EUR-Lex Access to European Union law

Back to EUR-Lex homepage

This document is an excerpt from the EUR-Lex website

Document 62014TN0662

Zaak T-662/14: Beroep ingesteld op 15 september 2014 — Hongarije/Commissie

PB C 448 van 15.12.2014, p. 26–27 (BG, ES, CS, DA, DE, ET, EL, EN, FR, HR, IT, LV, LT, HU, MT, NL, PL, PT, RO, SK, SL, FI, SV)

15.12.2014   

NL

Publicatieblad van de Europese Unie

C 448/26


Beroep ingesteld op 15 september 2014 — Hongarije/Commissie

(Zaak T-662/14)

(2014/C 448/35)

Procestaal: Hongaars

Partijen

Verzoekende partij: Hongarije (vertegenwoordigers: M. Z. Fehér en G. Koós, gemachtigden)

Verwerende partij: Europese Commissie

Conclusies

artikel 45, lid 8, van gedelegeerde verordening (EU) nr. 639/2014 van de Commissie van 11 maart 2014 tot aanvulling van verordening (EU) nr. 1307/2013 van het Europees Parlement en de Raad en tot wijziging van bijlage X bij die verordening nietig verklaren voor zover daarin sprake is van „door op de krachtens artikel 4, lid 2, sub c, van verordening (EU) nr. 1307/2013 vastgestelde lijst de soorten te selecteren die uit ecologisch oogpunt daarvoor het geschiktst zijn en daarbij de duidelijk niet-inheemse soorten uit te sluiten”;

de Commissie verwijzen in de kosten.

Middelen en voornaamste argumenten

Ter ondersteuning van zijn beroep stelt verzoeker dat artikel 45, lid 8, van de bestreden verordening buiten de grenzen treedt van het in verordening (EU) nr. 1307/2013 (1) vastgestelde kader, waarbij sprake is van machtiging, en in werkelijkheid de bevoegdheden van de lidstaten uitholt door een beperkende voorwaarde te stellen die tot gevolg heeft dat de in de basiswetgevingshandeling aan die staten toebedeelde bevoegdheden opnieuw worden bepaald.

Voorts bevat de considerans van de bestreden verordening niet de vereiste grondige en toereikende motivering. Bij een dergelijke ingrijpende wijziging op grond van een machtigingsbepaling kan in de praktijk niet duidelijk worden afgeleid op welke machtigingsbepaling de Commissie zich heeft gebaseerd en in welke mate dat precies is gebeurd, hetgeen een uit het oogpunt van de rechtszekerheid noodzakelijke toetsing nagenoeg onmogelijk maakt.

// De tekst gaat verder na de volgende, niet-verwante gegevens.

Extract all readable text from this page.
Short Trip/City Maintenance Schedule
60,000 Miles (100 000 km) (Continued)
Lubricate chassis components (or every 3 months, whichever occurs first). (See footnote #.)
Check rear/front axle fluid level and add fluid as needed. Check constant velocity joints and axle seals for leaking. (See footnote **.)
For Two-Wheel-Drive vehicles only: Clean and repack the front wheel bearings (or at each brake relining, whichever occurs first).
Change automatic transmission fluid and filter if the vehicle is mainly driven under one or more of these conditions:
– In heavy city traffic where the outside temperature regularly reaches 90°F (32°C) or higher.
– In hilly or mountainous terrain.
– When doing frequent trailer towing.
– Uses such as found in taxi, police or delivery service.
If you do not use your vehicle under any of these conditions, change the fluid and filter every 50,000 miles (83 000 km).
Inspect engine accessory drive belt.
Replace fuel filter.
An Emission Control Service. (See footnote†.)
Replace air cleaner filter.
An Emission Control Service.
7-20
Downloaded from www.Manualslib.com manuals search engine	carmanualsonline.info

Bij de door de Commissie vastgestelde regelgeving is ook sprake van discriminatie wat betreft de voor hakhout met korte omlooptijd gebruikte boomsoorten, of meer specifiek ten opzichte van landbouwers die die boomsoorten willen aanplanten. Aangezien de planters en plantages in dezelfde situatie verkeren, mag geen onderscheid worden gemaakt op basis van de boomsoorten die gebruikt zouden worden voor de aanleg van de plantages.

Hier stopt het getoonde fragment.